The Great Mwalimu Nyerere
By Julius P. Kessy
I have several times dreamt of becoming a great leader to whom anyone can look and undoubtedly say “I know a Leader”. I feel this moral strength because I do not believe in becoming a helpless citizen to my country. I want my country’s name to echo through me and for that I have opted not to die before achieving this dream.
I still remember the days when living in Dodoma as a small child of seven or eight, a thought leader in the field of human performance was perceived muscular with the ability to shut up others as his muscles get stronger; nothing like intellect or wisdom existed. I write with a great disappointment for spending my youth after the death of a man who won a lasting place in my heart and in our history whose words inspired hope and urgent unification from all. A man I can think of and surely say, “A Legend once lived”.

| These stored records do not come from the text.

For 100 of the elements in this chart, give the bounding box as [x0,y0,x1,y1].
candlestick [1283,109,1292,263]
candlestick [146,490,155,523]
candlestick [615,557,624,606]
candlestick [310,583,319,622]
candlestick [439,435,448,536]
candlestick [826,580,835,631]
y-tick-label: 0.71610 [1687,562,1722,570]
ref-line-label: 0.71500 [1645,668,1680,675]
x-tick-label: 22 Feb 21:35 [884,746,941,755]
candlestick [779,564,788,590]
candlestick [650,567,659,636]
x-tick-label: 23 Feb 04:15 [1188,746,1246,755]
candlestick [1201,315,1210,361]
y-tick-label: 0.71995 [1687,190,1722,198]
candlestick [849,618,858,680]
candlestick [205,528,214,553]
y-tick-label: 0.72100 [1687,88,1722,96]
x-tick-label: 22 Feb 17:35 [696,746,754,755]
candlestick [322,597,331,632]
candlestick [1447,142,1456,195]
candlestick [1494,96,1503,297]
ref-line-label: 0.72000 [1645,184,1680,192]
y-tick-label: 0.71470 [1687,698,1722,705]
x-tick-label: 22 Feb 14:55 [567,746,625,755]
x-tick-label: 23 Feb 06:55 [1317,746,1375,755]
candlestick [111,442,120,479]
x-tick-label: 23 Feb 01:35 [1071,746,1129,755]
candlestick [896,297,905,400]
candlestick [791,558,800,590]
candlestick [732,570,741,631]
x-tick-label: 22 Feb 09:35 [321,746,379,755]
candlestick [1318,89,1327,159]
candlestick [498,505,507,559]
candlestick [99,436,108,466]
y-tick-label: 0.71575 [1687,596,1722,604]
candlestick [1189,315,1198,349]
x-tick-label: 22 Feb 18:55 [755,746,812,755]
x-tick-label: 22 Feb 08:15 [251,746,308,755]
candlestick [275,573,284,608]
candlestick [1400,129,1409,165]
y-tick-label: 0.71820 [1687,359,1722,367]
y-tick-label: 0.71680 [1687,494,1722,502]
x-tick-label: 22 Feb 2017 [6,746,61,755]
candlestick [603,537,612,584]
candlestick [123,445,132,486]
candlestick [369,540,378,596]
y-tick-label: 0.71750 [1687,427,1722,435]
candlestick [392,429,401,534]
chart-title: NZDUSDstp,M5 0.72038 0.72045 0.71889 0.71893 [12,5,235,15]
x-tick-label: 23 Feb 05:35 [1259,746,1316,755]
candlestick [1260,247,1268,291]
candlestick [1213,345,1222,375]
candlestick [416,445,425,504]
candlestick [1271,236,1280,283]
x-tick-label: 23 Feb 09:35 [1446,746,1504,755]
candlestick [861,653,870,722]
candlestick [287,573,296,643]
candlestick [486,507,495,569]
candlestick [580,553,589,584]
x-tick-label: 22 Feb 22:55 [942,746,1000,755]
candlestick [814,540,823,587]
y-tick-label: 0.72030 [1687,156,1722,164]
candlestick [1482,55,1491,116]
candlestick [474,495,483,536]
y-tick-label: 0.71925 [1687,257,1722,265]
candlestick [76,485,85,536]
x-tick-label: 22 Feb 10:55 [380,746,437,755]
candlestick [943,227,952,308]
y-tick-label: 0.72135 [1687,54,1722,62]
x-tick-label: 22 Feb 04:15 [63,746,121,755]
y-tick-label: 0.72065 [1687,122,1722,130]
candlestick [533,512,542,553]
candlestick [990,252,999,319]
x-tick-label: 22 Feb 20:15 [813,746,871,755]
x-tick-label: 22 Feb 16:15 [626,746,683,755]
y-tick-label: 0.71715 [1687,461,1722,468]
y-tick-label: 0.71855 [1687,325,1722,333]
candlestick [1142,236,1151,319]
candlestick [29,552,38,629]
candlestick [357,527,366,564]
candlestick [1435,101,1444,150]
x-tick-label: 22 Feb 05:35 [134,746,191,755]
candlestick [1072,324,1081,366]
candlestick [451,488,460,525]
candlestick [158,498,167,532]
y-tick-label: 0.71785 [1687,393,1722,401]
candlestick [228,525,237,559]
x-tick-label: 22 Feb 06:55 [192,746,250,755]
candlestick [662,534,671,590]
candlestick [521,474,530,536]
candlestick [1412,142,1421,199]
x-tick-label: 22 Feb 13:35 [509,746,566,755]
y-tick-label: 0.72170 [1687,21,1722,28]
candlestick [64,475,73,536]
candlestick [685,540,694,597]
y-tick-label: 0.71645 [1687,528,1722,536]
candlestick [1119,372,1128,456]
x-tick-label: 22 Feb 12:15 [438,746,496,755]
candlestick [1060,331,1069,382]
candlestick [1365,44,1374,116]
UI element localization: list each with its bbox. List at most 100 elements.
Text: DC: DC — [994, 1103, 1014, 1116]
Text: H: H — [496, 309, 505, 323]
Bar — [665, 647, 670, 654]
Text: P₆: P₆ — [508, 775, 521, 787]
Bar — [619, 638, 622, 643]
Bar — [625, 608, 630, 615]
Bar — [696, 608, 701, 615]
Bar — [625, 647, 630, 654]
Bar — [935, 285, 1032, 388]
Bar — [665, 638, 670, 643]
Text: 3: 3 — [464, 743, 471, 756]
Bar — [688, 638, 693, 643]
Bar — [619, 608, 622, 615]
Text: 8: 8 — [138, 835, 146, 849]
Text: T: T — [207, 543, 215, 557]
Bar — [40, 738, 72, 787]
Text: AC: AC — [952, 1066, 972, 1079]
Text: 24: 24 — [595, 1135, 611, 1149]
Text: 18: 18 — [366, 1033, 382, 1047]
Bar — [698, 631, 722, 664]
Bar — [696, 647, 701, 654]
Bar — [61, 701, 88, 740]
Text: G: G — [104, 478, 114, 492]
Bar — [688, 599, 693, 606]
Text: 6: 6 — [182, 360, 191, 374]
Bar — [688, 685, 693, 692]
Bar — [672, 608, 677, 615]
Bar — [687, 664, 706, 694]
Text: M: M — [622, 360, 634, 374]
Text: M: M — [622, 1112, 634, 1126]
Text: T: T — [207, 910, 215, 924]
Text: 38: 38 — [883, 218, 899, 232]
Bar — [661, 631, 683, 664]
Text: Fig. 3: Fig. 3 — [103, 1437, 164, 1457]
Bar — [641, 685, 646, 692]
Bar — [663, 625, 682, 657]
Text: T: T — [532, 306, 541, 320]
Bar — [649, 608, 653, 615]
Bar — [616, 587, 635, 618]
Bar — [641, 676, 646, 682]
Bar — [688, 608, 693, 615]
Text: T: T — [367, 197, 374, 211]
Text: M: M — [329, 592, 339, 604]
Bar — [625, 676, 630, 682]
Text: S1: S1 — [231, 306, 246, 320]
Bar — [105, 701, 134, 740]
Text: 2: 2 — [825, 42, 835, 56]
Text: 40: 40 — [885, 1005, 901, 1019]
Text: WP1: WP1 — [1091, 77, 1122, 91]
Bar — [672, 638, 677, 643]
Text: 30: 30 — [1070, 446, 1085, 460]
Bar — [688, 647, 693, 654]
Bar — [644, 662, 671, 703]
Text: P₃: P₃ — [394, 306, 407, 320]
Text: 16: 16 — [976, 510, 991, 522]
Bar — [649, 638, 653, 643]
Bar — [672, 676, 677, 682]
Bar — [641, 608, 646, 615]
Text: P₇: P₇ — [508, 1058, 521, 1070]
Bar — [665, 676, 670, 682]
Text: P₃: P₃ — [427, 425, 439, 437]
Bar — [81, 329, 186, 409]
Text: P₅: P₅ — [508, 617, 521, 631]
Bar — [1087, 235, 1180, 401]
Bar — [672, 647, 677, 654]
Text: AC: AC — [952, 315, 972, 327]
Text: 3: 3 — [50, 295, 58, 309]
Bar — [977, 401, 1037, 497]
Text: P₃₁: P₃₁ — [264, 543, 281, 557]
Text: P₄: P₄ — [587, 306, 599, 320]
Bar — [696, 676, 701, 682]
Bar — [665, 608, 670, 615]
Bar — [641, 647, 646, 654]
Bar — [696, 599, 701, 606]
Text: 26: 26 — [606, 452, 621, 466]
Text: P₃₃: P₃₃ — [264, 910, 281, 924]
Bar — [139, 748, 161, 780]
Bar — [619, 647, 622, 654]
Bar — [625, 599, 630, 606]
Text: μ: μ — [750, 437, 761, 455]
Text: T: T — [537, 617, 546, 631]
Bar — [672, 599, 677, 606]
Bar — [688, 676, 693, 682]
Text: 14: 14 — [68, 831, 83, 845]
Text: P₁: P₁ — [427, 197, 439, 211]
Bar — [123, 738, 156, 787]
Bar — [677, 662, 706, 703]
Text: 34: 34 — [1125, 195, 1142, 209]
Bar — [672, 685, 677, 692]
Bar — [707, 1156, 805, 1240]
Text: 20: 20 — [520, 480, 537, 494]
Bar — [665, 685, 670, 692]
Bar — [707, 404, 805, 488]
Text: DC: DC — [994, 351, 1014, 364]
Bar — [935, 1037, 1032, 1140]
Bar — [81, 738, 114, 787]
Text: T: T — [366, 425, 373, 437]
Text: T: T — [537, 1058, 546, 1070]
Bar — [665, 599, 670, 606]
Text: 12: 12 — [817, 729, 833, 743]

Tanzania has produced fine leaders that have influenced change across the nation and beyond. But a statement that can be made with full confidence and without fear of too much contradiction is, none matches the great Mwalimu Nyerere. His vision of self-reliance for Africa and firm stand on integrity, his true spirit of solidarity and African brotherhood and the oratory skills of his electrifying speeches made him one of Africa’s most respected figures.
The overarching concern of this article is modest. I wish to the best of my knowledge describe the extraordinary stature of Mwalimu Nyerere’s personality. I recall in great pain back in the late 1990s when the nation was at its greatest trial as anxiety as his health deepened; how the headlines of international media stated that the condition of Nyerere had see-sawed from bad to worse. At the time, I was a pupil in Dodoma town. People clustered in small groups listening at television and radio news while others scoured the newspapers as the “Father of the Nation” was facing his sunset in life, fighting his last battle with the support of machines.
The depth of emotion in streets and the special prayers for Nyerere at church services I attended made me to insanely fall in love with his inspiring and outstanding personality. I had no doubt and knew that whatever the circumstances, this man will still be revered as exceptional and greatest leader of all time.
Internationally, the great Mwalimu Nyerere wore many hats and for those who might not be privy to the leadership qualities attached to him might not understand when President Robert Mugabe describe him as an eminent symbol of unity and freedom in his book “Julius Nyerere-Asante sana, Thank You Mwalimu”.
For this reason, I wish to bring to your attention the immortal words that Mwalimu Nyerere spoke on the 25th day of May 1963 in Addis Ababa, Ethiopia where he said: “We did not come here to discover whether we want Africa unity. Even our enemies know that we sincerely desire unity. It is their fear of the consequences to them of complete African unity, which makes them emphasize our differences and hope wishfully – that these differences will make it impossible for Africa to unite. No, we did not come here to find out whether we desire unity. We came here to find out our common denominator in our approach to African unity”.
It is most appropriate to be grateful for the legendary leadership of Mwalimu Nyerere and may his legacy continue to inspire some sincere vocations of leaders in African youth and children selflessly dedicated in the service of African people. It is most likely that the unity of the whole continent would be brought by these.
Another noteworthy idea of Mwalimu that I must share was the national torch that is lit every year at a different location and raced by young people around the country as a symbol of unity, peace and reconciliation. As he said in his address in 1959: “We, the people of Tanganyika, would like to light a candle and put it on the top of Mount Kilimanjaro which would shine beyond our borders giving hope where there was despair, love where there was hate and dignity where before there was only humiliation. We cannot, unlike other countries, send rockets to the moon, but we can send rockets of love and hope to all our fellow men wherever they may be”.
May the fire of peace from Tanzania contaminate the whole continent and dispel the forces of darkness. I wish Mwalimu Nyerere could visit us once and see how many people cherish him. He was a true African leader. What a tragedy that in Africa, heroes don’t last long.
There will never be another you Nyerere. We dearly miss you comrade!